Open Data is Disruptive

In an experience common to all of us in the Open Data community, once AidData opened the data, people found errors in it. This is both normal, expected, and useful. The whole reason to go Open Data is to invite critique and improve the underlying data set.

In addition, critics quickly used those errors to question the value of the entire data set, the methodology used to make it, and the resulting analysis. To quote Deborah Brautigam:

“The [AidData] authors are striving for a database that can be replicated by anyone. But that’s the problem. This is not research that can be done by just anyone, and especially not by only looking at media reports. That’s why two teams — both lightly criticized by the AidData authors — have produced better results: Derek Scissors and Kevin Gallagher, Amos Irwin, and Katherine Koleski. Their methodologies are eclectic, but they know that there is no substitute for painstaking, informed, expert, bi-lingual investigative research and digging into the cases.”

Now read that quote above, substituting “Wikipedia” for AidData, and you can see that this argument is like so many others made by individuals who find the openness of data threatening to the status quo. Other critics in other disciplines will repeat this refrain as Open Data continues to create constructive disruptions.

Open Data is a Gateway Drug

What is both more disruptive and more promising is where Open Data takes us. Now that AidData has opened up this data set, journalists, researchers, policymakers, development practitioners, and the general public will dig into it, finding locally relevant information that will set whole new conversations in motion.

Open Data is in fact the “gateway drug” to a more open government, a foundation upon which to build practical approaches to involving citizens more actively in their own government.

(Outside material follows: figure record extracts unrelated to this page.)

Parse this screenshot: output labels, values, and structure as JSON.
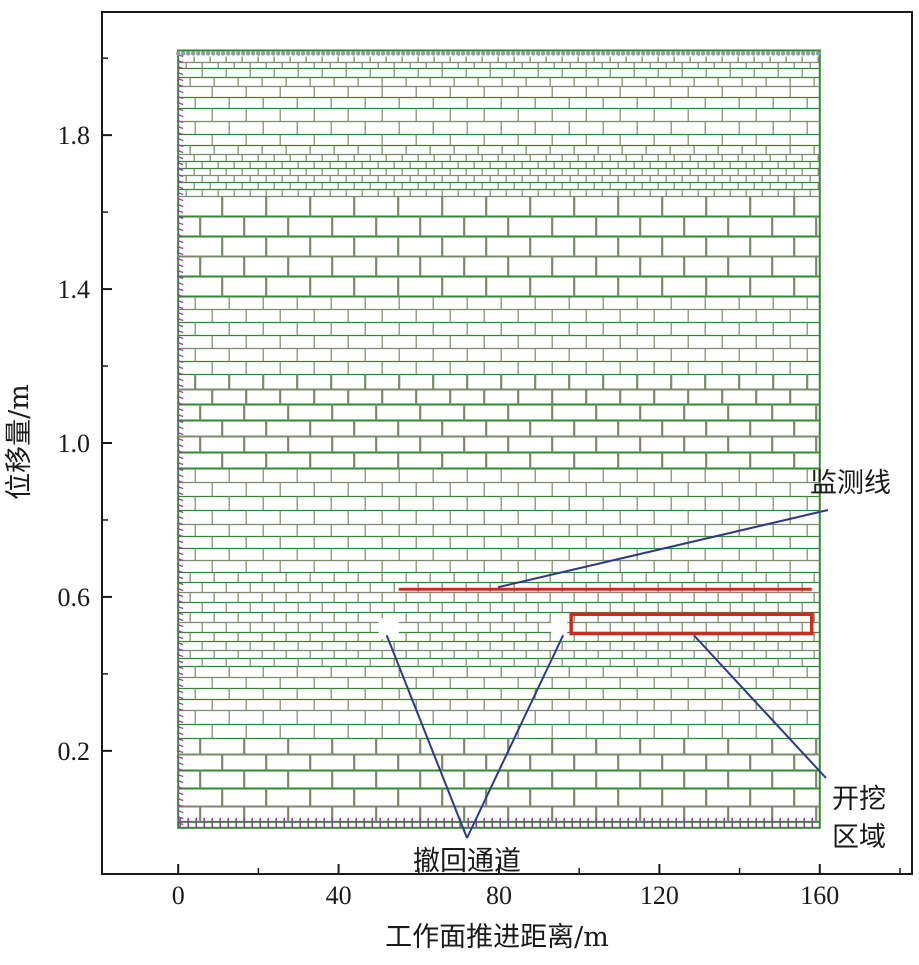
{
  "chart_data": {
    "type": "diagram",
    "xlabel": "工作面推进距离/m",
    "ylabel": "位移量/m",
    "x_ticks": [
      0,
      40,
      80,
      120,
      160
    ],
    "y_ticks": [
      0.2,
      0.6,
      1.0,
      1.4,
      1.8
    ],
    "xlim": [
      -19,
      183
    ],
    "ylim": [
      -0.12,
      2.12
    ],
    "model_extent": {
      "x": [
        0,
        160
      ],
      "y": [
        0,
        2.02
      ]
    },
    "monitoring_line": {
      "x": [
        55,
        158
      ],
      "y": 0.62
    },
    "excavation_zone": {
      "x": [
        98,
        158
      ],
      "y": [
        0.505,
        0.555
      ]
    },
    "retreat_channels": [
      {
        "x": [
          50,
          55
        ],
        "y": [
          0.49,
          0.545
        ]
      },
      {
        "x": [
          93,
          97
        ],
        "y": [
          0.49,
          0.545
        ]
      }
    ],
    "annotations": {
      "monitoring_line": "监测线",
      "excavation_line1": "开挖",
      "excavation_line2": "区域",
      "retreat_channel": "撤回通道"
    },
    "colors": {
      "block_edge": "#2f8a2f",
      "block_edge_alt": "#7a8a6a",
      "boundary": "#9b3fa8",
      "highlight": "#cc2b1e",
      "leader": "#2d3a8a",
      "axis": "#1a1a1a"
    }
  }
}
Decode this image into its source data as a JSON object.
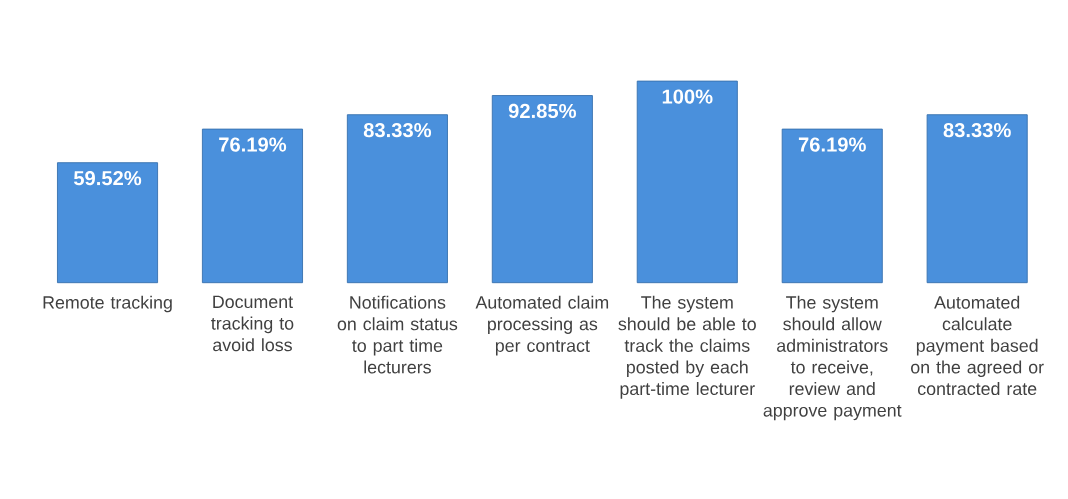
{
  "chart_data": {
    "type": "bar",
    "categories": [
      "Remote tracking",
      "Document tracking to avoid loss",
      "Notifications on claim status to part time lecturers",
      "Automated claim processing as per contract",
      "The system should be able to track the claims posted by each part-time lecturer",
      "The system should allow administrators to receive, review and approve payment",
      "Automated calculate payment based on the agreed or contracted rate"
    ],
    "values": [
      59.52,
      76.19,
      83.33,
      92.85,
      100,
      76.19,
      83.33
    ],
    "value_labels": [
      "59.52%",
      "76.19%",
      "83.33%",
      "92.85%",
      "100%",
      "76.19%",
      "83.33%"
    ],
    "color": "#4a90dc"
  }
}
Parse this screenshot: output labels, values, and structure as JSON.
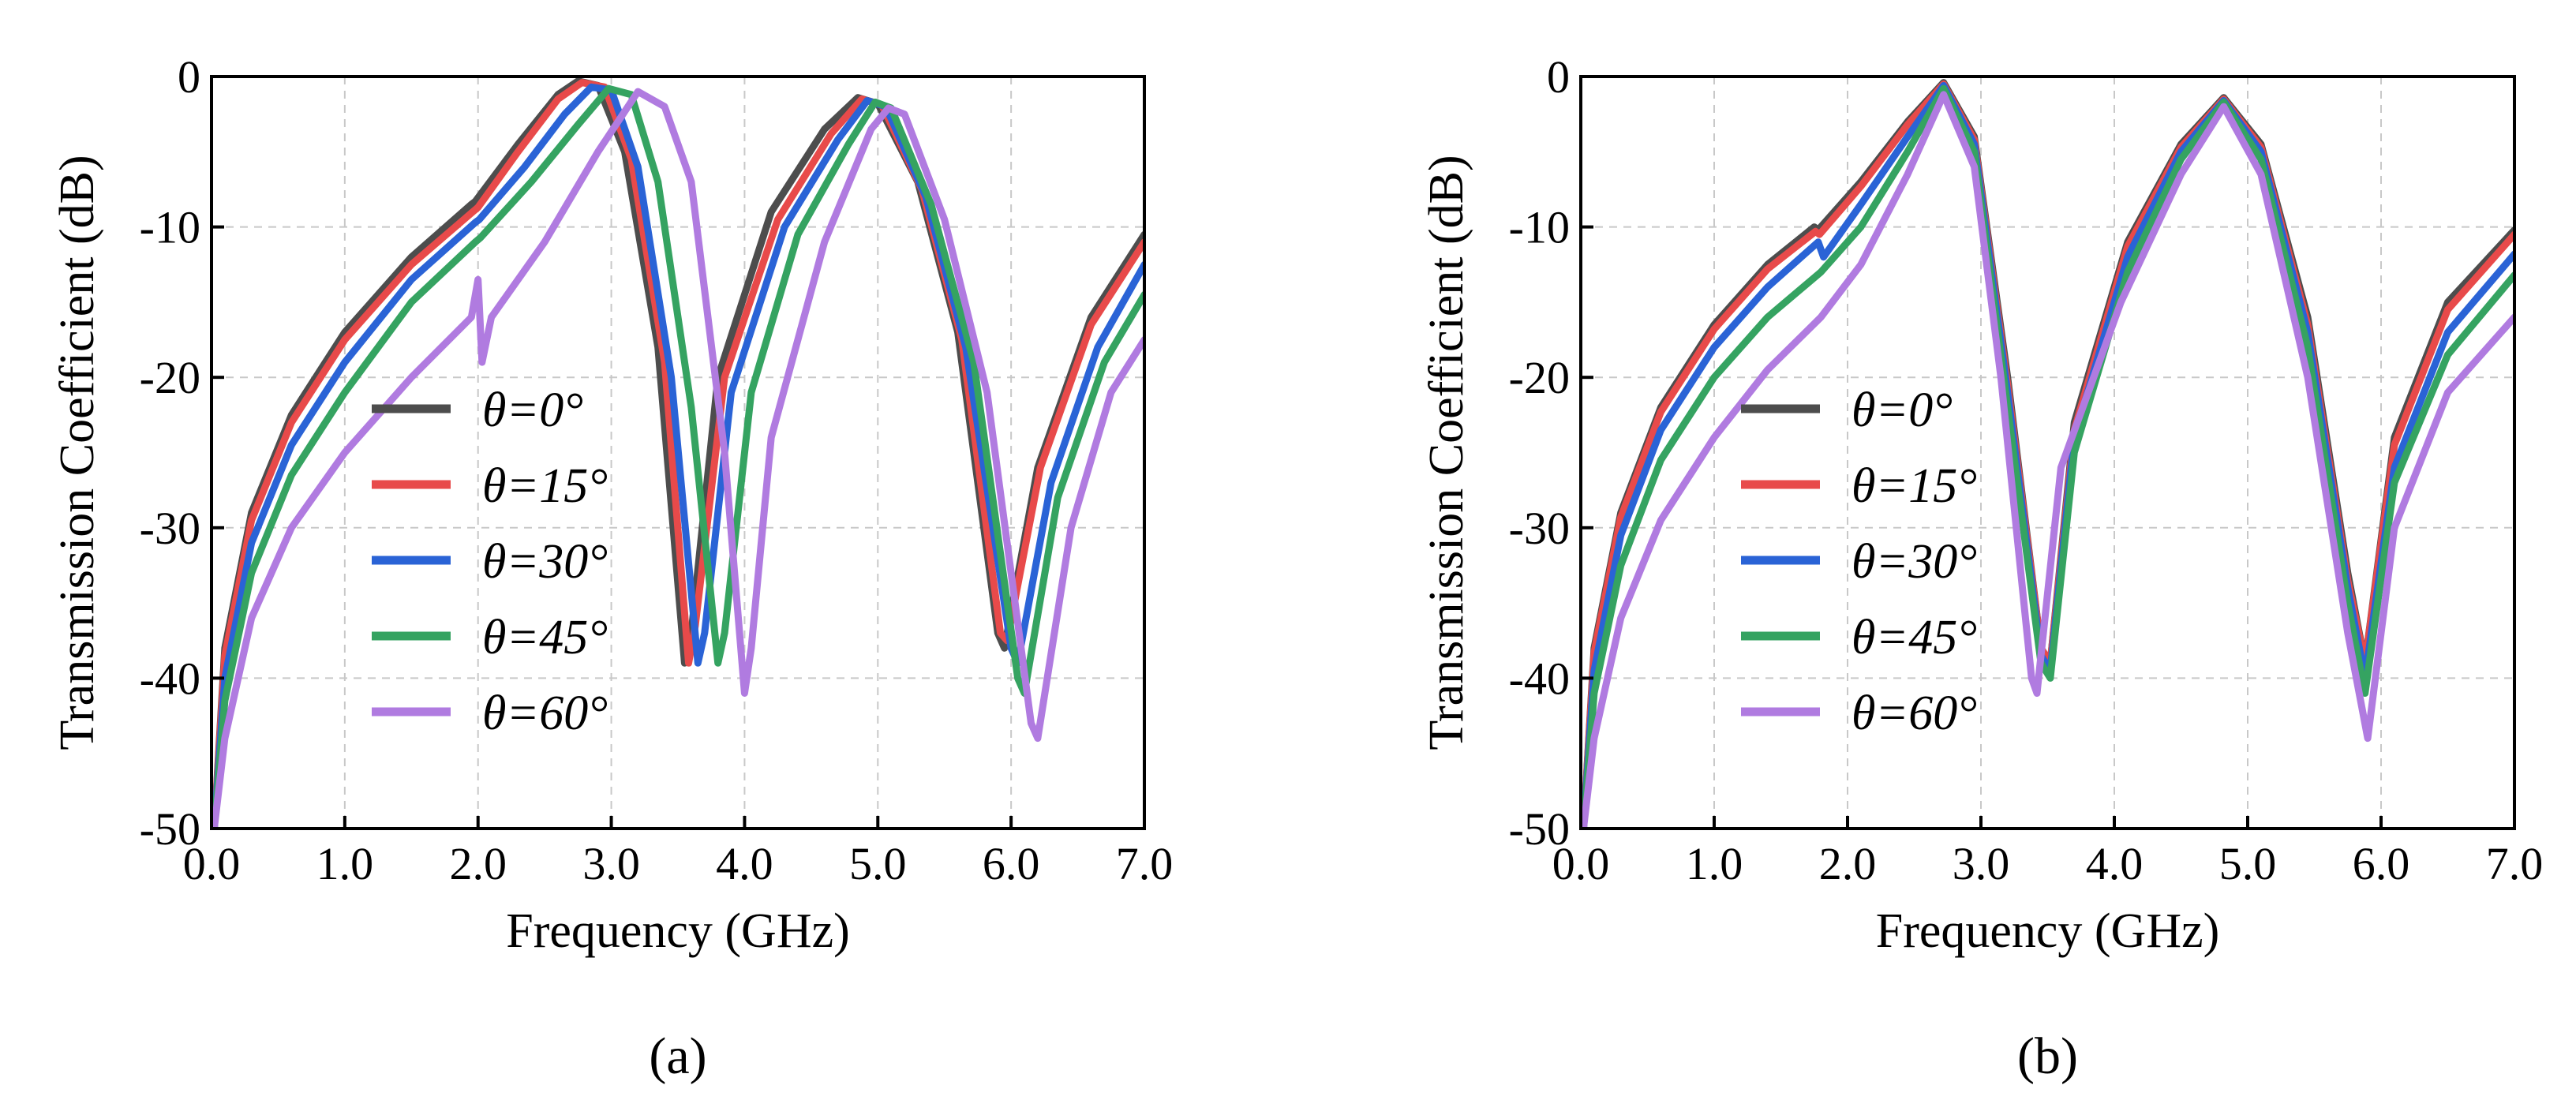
{
  "colors": {
    "theta0": "#4d4d4d",
    "theta15": "#e84a4a",
    "theta30": "#2a63d6",
    "theta45": "#35a361",
    "theta60": "#b07be0",
    "grid": "#c8c8c8",
    "axis": "#000000"
  },
  "chart_data": [
    {
      "type": "line",
      "panel_label": "(a)",
      "xlabel": "Frequency (GHz)",
      "ylabel": "Transmission Coefficient (dB)",
      "xlim": [
        0,
        7
      ],
      "ylim": [
        -50,
        0
      ],
      "x_ticks": [
        "0.0",
        "1.0",
        "2.0",
        "3.0",
        "4.0",
        "5.0",
        "6.0",
        "7.0"
      ],
      "x_tick_values": [
        0,
        1,
        2,
        3,
        4,
        5,
        6,
        7
      ],
      "y_ticks": [
        "0",
        "-10",
        "-20",
        "-30",
        "-40",
        "-50"
      ],
      "y_tick_values": [
        0,
        -10,
        -20,
        -30,
        -40,
        -50
      ],
      "grid": true,
      "legend_position": "lower-left",
      "series": [
        {
          "name": "θ=0°",
          "color_key": "theta0",
          "x": [
            0.02,
            0.1,
            0.3,
            0.6,
            1.0,
            1.5,
            1.95,
            1.98,
            2.3,
            2.6,
            2.75,
            2.9,
            3.1,
            3.35,
            3.55,
            3.6,
            3.8,
            4.2,
            4.6,
            4.85,
            5.0,
            5.3,
            5.6,
            5.9,
            5.95,
            6.2,
            6.6,
            7.0
          ],
          "y": [
            -50,
            -38,
            -29,
            -22.5,
            -17,
            -12,
            -8.5,
            -8.3,
            -4.5,
            -1.2,
            -0.3,
            -0.6,
            -5,
            -18,
            -39,
            -37,
            -20,
            -9,
            -3.5,
            -1.4,
            -1.8,
            -7,
            -17,
            -37,
            -38,
            -26,
            -16,
            -10.5
          ]
        },
        {
          "name": "θ=15°",
          "color_key": "theta15",
          "x": [
            0.02,
            0.1,
            0.3,
            0.6,
            1.0,
            1.5,
            1.96,
            2.0,
            2.3,
            2.6,
            2.78,
            2.95,
            3.15,
            3.4,
            3.58,
            3.63,
            3.85,
            4.25,
            4.65,
            4.88,
            5.03,
            5.33,
            5.63,
            5.92,
            5.97,
            6.22,
            6.6,
            7.0
          ],
          "y": [
            -50,
            -38.5,
            -29.5,
            -23,
            -17.5,
            -12.5,
            -9,
            -8.7,
            -5,
            -1.5,
            -0.4,
            -0.7,
            -5.5,
            -19,
            -39,
            -36.5,
            -20,
            -9.5,
            -3.8,
            -1.5,
            -1.9,
            -7.5,
            -17.5,
            -37,
            -37.5,
            -26,
            -16.5,
            -11
          ]
        },
        {
          "name": "θ=30°",
          "color_key": "theta30",
          "x": [
            0.02,
            0.1,
            0.3,
            0.6,
            1.0,
            1.5,
            1.98,
            2.01,
            2.35,
            2.65,
            2.85,
            3.0,
            3.2,
            3.45,
            3.65,
            3.7,
            3.9,
            4.3,
            4.7,
            4.92,
            5.06,
            5.36,
            5.66,
            6.0,
            6.05,
            6.3,
            6.65,
            7.0
          ],
          "y": [
            -50,
            -40,
            -31,
            -24.5,
            -19,
            -13.5,
            -9.7,
            -9.5,
            -6,
            -2.5,
            -0.7,
            -0.9,
            -6,
            -20,
            -39,
            -37,
            -21,
            -10,
            -4.2,
            -1.6,
            -2,
            -8,
            -18,
            -38,
            -39,
            -27,
            -18,
            -12.5
          ]
        },
        {
          "name": "θ=45°",
          "color_key": "theta45",
          "x": [
            0.02,
            0.1,
            0.3,
            0.6,
            1.0,
            1.5,
            1.98,
            2.02,
            2.4,
            2.75,
            2.98,
            3.15,
            3.35,
            3.6,
            3.8,
            3.85,
            4.05,
            4.4,
            4.78,
            4.98,
            5.1,
            5.4,
            5.72,
            6.05,
            6.1,
            6.35,
            6.7,
            7.0
          ],
          "y": [
            -50,
            -41.5,
            -33,
            -26.5,
            -21,
            -15,
            -11,
            -10.7,
            -7,
            -3.2,
            -0.8,
            -1.2,
            -7,
            -22,
            -39,
            -37,
            -21,
            -10.5,
            -4.5,
            -1.7,
            -2.1,
            -8.5,
            -19,
            -40,
            -41,
            -28,
            -19,
            -14.5
          ]
        },
        {
          "name": "θ=60°",
          "color_key": "theta60",
          "x": [
            0.02,
            0.1,
            0.3,
            0.6,
            1.0,
            1.5,
            1.95,
            2.0,
            2.03,
            2.1,
            2.5,
            2.9,
            3.2,
            3.4,
            3.6,
            3.85,
            4.0,
            4.05,
            4.2,
            4.6,
            4.95,
            5.08,
            5.2,
            5.5,
            5.82,
            6.15,
            6.2,
            6.45,
            6.75,
            7.0
          ],
          "y": [
            -50,
            -44,
            -36,
            -30,
            -25,
            -20,
            -16,
            -13.5,
            -19,
            -16,
            -11,
            -5,
            -1,
            -2,
            -7,
            -25,
            -41,
            -38,
            -24,
            -11,
            -3.5,
            -2.1,
            -2.5,
            -9.5,
            -21,
            -43,
            -44,
            -30,
            -21,
            -17.5
          ]
        }
      ],
      "legend": [
        {
          "label": "θ=0°",
          "color_key": "theta0"
        },
        {
          "label": "θ=15°",
          "color_key": "theta15"
        },
        {
          "label": "θ=30°",
          "color_key": "theta30"
        },
        {
          "label": "θ=45°",
          "color_key": "theta45"
        },
        {
          "label": "θ=60°",
          "color_key": "theta60"
        }
      ]
    },
    {
      "type": "line",
      "panel_label": "(b)",
      "xlabel": "Frequency (GHz)",
      "ylabel": "Transmission Coefficient (dB)",
      "xlim": [
        0,
        7
      ],
      "ylim": [
        -50,
        0
      ],
      "x_ticks": [
        "0.0",
        "1.0",
        "2.0",
        "3.0",
        "4.0",
        "5.0",
        "6.0",
        "7.0"
      ],
      "x_tick_values": [
        0,
        1,
        2,
        3,
        4,
        5,
        6,
        7
      ],
      "y_ticks": [
        "0",
        "-10",
        "-20",
        "-30",
        "-40",
        "-50"
      ],
      "y_tick_values": [
        0,
        -10,
        -20,
        -30,
        -40,
        -50
      ],
      "grid": true,
      "legend_position": "lower-left",
      "series": [
        {
          "name": "θ=0°",
          "color_key": "theta0",
          "x": [
            0.02,
            0.1,
            0.3,
            0.6,
            1.0,
            1.4,
            1.75,
            1.78,
            2.1,
            2.45,
            2.72,
            2.95,
            3.2,
            3.45,
            3.52,
            3.7,
            4.1,
            4.5,
            4.82,
            5.1,
            5.45,
            5.75,
            5.88,
            6.1,
            6.5,
            7.0
          ],
          "y": [
            -50,
            -38,
            -29,
            -22,
            -16.5,
            -12.5,
            -10,
            -10.2,
            -7,
            -3,
            -0.4,
            -4,
            -20,
            -38,
            -39,
            -23,
            -11,
            -4.5,
            -1.4,
            -4.5,
            -16,
            -33,
            -39,
            -24,
            -15,
            -10.2
          ]
        },
        {
          "name": "θ=15°",
          "color_key": "theta15",
          "x": [
            0.02,
            0.1,
            0.3,
            0.6,
            1.0,
            1.4,
            1.76,
            1.79,
            2.1,
            2.45,
            2.72,
            2.95,
            3.2,
            3.45,
            3.52,
            3.7,
            4.1,
            4.5,
            4.82,
            5.1,
            5.45,
            5.75,
            5.88,
            6.1,
            6.5,
            7.0
          ],
          "y": [
            -50,
            -38.3,
            -29.3,
            -22.3,
            -16.8,
            -12.8,
            -10.3,
            -10.5,
            -7.3,
            -3.2,
            -0.5,
            -4.2,
            -20.5,
            -38,
            -39,
            -23.5,
            -11.3,
            -4.7,
            -1.5,
            -4.7,
            -16.5,
            -33.5,
            -39,
            -24.5,
            -15.5,
            -10.5
          ]
        },
        {
          "name": "θ=30°",
          "color_key": "theta30",
          "x": [
            0.02,
            0.1,
            0.3,
            0.6,
            1.0,
            1.4,
            1.78,
            1.82,
            2.1,
            2.45,
            2.72,
            2.95,
            3.2,
            3.45,
            3.52,
            3.7,
            4.1,
            4.5,
            4.82,
            5.1,
            5.45,
            5.75,
            5.88,
            6.1,
            6.5,
            7.0
          ],
          "y": [
            -50,
            -39.5,
            -30.5,
            -23.5,
            -18,
            -14,
            -11,
            -12,
            -8.5,
            -4,
            -0.6,
            -4.5,
            -21,
            -38.5,
            -39.5,
            -24,
            -12,
            -5,
            -1.6,
            -5,
            -17,
            -34,
            -40,
            -26,
            -17,
            -11.8
          ]
        },
        {
          "name": "θ=45°",
          "color_key": "theta45",
          "x": [
            0.02,
            0.1,
            0.3,
            0.6,
            1.0,
            1.4,
            1.8,
            2.1,
            2.45,
            2.72,
            2.95,
            3.2,
            3.45,
            3.52,
            3.7,
            4.1,
            4.5,
            4.82,
            5.1,
            5.45,
            5.75,
            5.88,
            6.1,
            6.5,
            7.0
          ],
          "y": [
            -50,
            -41,
            -32.5,
            -25.5,
            -20,
            -16,
            -13,
            -10,
            -5,
            -0.8,
            -5,
            -22,
            -39,
            -40,
            -25,
            -13,
            -5.5,
            -1.7,
            -5.5,
            -18,
            -35,
            -41,
            -27,
            -18.5,
            -13.2
          ]
        },
        {
          "name": "θ=60°",
          "color_key": "theta60",
          "x": [
            0.02,
            0.1,
            0.3,
            0.6,
            1.0,
            1.4,
            1.8,
            2.1,
            2.45,
            2.72,
            2.95,
            3.15,
            3.38,
            3.42,
            3.6,
            4.05,
            4.5,
            4.82,
            5.1,
            5.45,
            5.75,
            5.9,
            6.1,
            6.5,
            7.0
          ],
          "y": [
            -50,
            -44,
            -36,
            -29.5,
            -24,
            -19.5,
            -16,
            -12.5,
            -6.5,
            -1.2,
            -6,
            -20,
            -40,
            -41,
            -26,
            -15,
            -6.5,
            -2,
            -6.5,
            -20,
            -37,
            -44,
            -30,
            -21,
            -16
          ]
        }
      ],
      "legend": [
        {
          "label": "θ=0°",
          "color_key": "theta0"
        },
        {
          "label": "θ=15°",
          "color_key": "theta15"
        },
        {
          "label": "θ=30°",
          "color_key": "theta30"
        },
        {
          "label": "θ=45°",
          "color_key": "theta45"
        },
        {
          "label": "θ=60°",
          "color_key": "theta60"
        }
      ]
    }
  ]
}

For example, the Government of Malawi maintains a database of all incoming aid flows and lists only two Chinese-funded projects. AidData’s methodology uncovered an additional 14 Chinese projects over the same time period, worth an extra $163 million. As such, the methodology and database helps paint a clearer picture of the development finance landscape in the region and will stimulate new discussions between citizens and their government about when, how, and why Chinese aid projects occur in their country.

Open Data is Open

AidData’s Chinese Development Finance database is not perfect. It was published with an expressed request to help improve the data. So rather than bemoan its errors, or dismiss its very existence, we welcome experts sharing their knowledge about specific Chinese development finance activities to help improve the accuracy, scope and depth of the database for the benefit of us all.